Why Shore Diving Changes the Economics of a Trip
Boat diving dominates most destinations, and boats mean schedules, fuel costs, and group sizes. Shore diving flips that. In Amed, a certified diver can complete three relaxed dives a day on a flexible timetable, which lowers costs for guests and raises margins for small operators. For Indonesian dive centers and resort clients studying the market, this is the quiet lesson of the east coast: infrastructure light, experience heavy.
Tulamben and the Wreck That Built a Region
Twenty minutes north of Amed lies Tulamben, home to the USAT Liberty, a 120-meter American cargo ship torpedoed in 1942 and pushed into the shallows by Agung’s 1963 eruption. It now rests between five and thirty meters of water, beginning just thirty steps from the beach. Ask any instructor in Indonesia to name the best scuba diving in Bali for a first wreck experience, and the Liberty will come up before the sentence ends.
The wreck deserves its reputation, but the area around it rewards patience:
- Coral Garden, next to the wreck, shelters garden eels, ribbon eels, and a resident school of bumphead parrotfish that sweeps through at dawn.
- The Drop-off, a wall at the bay’s eastern end, holds black coral bushes and passing pelagics.
- Seraya Secrets, just south, is muck diving at its finest: harlequin shrimp, frogfish, and nudibranchs that fill memory cards in a single dive.
Timing Matters More Than Most Visitors Realize
The bumpheads appear at first light. The wreck is silent at 7 a.m. and shoulder-to-shoulder by 10. Mola mola season runs roughly from July through October. A good operator builds the day around these rhythms, and travelers who understand them get a different island entirely.
What the East Coast Teaches the Hospitality Industry
I came to diving through hotels, not the other way around, and the East Coast has always struck me as a case study in restraint. The villages here grew an international reputation without surrendering their character. Homestays outnumber resorts. Local divemasters, many of them former fishermen, hold the institutional memory of every reef. Guests notice. Reviews from Amed and Tulamben mention names of guides and host families far more often than thread counts.

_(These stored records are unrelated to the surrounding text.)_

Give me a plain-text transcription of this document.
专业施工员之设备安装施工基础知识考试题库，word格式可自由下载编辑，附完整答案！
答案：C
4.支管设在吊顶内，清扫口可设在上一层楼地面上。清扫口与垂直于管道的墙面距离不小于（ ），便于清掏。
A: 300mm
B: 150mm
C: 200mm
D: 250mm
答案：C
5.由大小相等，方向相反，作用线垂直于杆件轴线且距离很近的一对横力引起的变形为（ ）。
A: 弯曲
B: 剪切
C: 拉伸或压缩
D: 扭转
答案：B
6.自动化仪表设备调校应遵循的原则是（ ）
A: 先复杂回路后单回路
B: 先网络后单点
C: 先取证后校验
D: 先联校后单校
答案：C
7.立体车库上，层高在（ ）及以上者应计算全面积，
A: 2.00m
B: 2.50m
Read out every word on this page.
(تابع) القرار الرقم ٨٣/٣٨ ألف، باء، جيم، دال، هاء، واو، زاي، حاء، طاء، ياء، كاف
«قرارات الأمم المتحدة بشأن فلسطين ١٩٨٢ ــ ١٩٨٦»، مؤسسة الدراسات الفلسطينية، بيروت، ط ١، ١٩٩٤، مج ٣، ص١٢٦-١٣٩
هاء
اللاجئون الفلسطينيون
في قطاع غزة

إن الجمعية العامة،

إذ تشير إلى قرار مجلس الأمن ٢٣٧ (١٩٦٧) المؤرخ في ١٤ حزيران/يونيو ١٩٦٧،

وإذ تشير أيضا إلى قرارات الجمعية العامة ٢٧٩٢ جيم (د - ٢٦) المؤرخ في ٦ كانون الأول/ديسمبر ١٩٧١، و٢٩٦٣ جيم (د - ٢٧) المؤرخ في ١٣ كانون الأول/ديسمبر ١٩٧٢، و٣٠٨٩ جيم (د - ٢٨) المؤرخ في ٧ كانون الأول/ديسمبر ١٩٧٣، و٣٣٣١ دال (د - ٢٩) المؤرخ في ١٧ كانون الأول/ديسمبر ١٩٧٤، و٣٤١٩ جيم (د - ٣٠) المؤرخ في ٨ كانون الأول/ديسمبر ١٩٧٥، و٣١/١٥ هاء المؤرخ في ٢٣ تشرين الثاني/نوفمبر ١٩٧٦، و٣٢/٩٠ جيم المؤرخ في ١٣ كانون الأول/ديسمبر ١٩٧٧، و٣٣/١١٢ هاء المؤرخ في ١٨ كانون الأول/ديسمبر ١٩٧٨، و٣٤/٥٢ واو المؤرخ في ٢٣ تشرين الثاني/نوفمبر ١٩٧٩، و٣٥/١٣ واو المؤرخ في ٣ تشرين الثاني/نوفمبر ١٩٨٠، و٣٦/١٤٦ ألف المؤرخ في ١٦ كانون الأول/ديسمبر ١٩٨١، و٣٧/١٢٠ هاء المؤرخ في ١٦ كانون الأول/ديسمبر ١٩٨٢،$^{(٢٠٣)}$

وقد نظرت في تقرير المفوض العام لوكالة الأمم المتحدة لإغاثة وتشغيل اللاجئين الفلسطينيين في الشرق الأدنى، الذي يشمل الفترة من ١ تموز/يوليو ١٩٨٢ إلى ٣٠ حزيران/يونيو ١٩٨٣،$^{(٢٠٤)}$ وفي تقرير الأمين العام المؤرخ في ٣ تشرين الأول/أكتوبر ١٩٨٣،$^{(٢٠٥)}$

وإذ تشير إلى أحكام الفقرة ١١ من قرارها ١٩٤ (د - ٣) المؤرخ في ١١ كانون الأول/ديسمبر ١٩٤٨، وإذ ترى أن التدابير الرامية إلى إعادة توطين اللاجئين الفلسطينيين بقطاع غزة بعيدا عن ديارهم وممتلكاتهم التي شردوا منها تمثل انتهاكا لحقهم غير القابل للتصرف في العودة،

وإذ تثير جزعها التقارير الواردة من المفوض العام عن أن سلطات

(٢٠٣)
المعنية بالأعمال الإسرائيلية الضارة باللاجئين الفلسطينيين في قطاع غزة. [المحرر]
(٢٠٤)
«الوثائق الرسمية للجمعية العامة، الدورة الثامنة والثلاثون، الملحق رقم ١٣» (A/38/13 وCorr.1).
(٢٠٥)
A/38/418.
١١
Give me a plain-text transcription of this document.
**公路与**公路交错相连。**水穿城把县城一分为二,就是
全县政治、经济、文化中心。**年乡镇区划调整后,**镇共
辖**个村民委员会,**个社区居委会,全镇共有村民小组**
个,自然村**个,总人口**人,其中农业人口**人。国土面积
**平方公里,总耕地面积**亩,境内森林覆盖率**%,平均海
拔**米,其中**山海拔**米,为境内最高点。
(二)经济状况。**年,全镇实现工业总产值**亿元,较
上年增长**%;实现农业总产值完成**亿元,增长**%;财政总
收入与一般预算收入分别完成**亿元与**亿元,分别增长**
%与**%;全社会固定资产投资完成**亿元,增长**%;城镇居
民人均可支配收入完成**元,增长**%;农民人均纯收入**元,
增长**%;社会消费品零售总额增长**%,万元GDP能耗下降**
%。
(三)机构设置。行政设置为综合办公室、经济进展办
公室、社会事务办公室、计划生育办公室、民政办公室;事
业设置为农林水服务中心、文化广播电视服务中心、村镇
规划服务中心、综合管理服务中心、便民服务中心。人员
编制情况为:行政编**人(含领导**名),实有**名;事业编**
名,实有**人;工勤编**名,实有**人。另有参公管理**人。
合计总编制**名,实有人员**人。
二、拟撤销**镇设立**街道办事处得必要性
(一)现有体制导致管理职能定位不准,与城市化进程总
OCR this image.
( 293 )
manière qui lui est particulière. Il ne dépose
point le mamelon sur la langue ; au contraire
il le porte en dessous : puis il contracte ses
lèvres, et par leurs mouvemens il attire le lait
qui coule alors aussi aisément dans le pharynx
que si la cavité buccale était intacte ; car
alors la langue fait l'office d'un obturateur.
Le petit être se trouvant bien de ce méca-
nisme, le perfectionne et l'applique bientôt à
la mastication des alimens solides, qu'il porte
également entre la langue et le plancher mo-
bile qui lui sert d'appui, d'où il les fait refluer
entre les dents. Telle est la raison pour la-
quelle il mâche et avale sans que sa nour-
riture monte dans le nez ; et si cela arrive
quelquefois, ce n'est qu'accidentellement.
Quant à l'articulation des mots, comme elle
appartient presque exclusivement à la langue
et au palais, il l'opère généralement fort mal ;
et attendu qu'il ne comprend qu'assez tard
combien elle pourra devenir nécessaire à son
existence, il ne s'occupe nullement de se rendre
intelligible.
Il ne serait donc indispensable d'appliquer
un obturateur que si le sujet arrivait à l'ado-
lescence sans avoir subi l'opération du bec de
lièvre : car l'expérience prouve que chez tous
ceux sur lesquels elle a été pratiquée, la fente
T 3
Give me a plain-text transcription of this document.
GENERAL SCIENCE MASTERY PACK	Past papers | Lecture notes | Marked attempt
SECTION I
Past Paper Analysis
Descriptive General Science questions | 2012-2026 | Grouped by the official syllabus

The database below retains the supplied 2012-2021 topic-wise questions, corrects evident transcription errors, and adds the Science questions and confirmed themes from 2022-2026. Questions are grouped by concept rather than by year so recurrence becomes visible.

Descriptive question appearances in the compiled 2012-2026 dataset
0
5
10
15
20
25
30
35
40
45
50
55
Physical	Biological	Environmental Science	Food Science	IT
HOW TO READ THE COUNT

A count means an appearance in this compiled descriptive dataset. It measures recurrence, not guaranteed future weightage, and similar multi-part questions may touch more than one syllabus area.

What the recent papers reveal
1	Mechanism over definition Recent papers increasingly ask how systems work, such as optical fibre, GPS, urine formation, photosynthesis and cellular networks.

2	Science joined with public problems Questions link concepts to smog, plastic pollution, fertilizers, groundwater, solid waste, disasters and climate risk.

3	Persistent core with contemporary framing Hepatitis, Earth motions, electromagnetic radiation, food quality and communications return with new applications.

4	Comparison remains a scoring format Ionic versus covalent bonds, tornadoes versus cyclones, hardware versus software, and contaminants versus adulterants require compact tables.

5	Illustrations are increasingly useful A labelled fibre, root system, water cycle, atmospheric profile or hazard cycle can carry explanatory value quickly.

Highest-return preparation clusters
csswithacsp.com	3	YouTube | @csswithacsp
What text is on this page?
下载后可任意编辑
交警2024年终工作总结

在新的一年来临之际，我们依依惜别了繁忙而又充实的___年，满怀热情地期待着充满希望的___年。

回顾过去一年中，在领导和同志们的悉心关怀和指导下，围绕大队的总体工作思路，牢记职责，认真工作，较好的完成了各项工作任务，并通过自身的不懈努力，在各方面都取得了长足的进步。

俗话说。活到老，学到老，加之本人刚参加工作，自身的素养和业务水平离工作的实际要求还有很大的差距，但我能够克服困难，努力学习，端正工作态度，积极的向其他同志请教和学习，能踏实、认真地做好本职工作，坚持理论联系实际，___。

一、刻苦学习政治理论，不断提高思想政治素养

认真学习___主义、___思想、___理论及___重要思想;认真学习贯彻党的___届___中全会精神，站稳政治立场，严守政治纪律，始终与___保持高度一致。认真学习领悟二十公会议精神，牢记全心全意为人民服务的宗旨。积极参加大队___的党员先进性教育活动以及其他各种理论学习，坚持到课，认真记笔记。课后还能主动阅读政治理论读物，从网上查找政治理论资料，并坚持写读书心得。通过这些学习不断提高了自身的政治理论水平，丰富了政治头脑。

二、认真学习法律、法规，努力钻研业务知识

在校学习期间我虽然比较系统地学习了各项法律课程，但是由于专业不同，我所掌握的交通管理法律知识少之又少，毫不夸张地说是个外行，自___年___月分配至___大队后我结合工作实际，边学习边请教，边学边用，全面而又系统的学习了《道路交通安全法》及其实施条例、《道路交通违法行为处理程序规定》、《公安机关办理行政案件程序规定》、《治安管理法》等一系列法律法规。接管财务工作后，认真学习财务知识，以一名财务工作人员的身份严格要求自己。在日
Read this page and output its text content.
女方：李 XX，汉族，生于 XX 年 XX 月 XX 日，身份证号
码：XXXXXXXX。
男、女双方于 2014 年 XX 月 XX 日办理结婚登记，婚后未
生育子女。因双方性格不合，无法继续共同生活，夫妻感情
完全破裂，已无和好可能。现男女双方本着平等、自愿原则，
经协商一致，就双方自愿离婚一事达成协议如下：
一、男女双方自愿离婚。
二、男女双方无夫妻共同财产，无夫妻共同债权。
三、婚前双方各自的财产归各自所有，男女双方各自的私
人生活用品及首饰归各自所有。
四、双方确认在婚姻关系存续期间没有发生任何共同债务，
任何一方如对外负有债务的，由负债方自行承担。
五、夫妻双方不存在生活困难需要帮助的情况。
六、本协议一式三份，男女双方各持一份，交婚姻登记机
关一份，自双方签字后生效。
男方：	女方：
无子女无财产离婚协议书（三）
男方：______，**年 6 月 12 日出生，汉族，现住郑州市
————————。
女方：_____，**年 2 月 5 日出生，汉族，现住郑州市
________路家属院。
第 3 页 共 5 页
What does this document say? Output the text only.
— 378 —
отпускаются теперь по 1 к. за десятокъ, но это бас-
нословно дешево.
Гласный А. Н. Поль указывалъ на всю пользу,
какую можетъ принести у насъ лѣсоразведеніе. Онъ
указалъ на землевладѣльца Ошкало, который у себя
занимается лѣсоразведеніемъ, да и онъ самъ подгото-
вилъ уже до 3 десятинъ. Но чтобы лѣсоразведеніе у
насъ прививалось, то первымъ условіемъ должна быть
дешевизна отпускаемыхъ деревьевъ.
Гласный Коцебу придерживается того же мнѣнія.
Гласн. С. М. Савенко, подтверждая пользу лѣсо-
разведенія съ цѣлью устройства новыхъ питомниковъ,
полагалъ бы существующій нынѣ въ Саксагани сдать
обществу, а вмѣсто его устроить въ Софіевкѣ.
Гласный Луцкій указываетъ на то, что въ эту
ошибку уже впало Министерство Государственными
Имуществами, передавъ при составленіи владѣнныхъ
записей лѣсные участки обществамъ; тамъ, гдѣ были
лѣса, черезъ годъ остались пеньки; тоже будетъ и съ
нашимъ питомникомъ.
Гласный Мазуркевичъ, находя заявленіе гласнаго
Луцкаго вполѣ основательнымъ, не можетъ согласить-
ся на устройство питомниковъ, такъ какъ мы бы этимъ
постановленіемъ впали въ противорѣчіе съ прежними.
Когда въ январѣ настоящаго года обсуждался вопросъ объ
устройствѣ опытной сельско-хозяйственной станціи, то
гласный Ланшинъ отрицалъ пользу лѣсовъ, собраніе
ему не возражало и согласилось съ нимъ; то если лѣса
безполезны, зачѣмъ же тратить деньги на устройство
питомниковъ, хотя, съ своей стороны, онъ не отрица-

For resort operators elsewhere in Indonesia, the takeaway is worth stating plainly: the underwater asset is the product, and the community is the brand. Protect the first, invest in the second, and the marketing largely writes itself. The East Coast never ran a campaign. Divers did it for them, one logbook at a time.
The Quiet Case for Going East
Bali will always have two speeds. The South offers energy, nightlife, and convenience, and there is nothing wrong with wanting them. But the island rewards travelers who treat the airport as a starting line rather than a destination. Three hours east, the road narrows, Agung fills the windshield, and the sea turns the color of bottle glass.
Go for the wreck. Stay for the bumpheads at dawn, the salt farmers still working their palm trunks, and the strange calm of a coastline that figured out how to share its reefs without selling them. That, more than any single dive site, is what the east coast of Bali has to teach.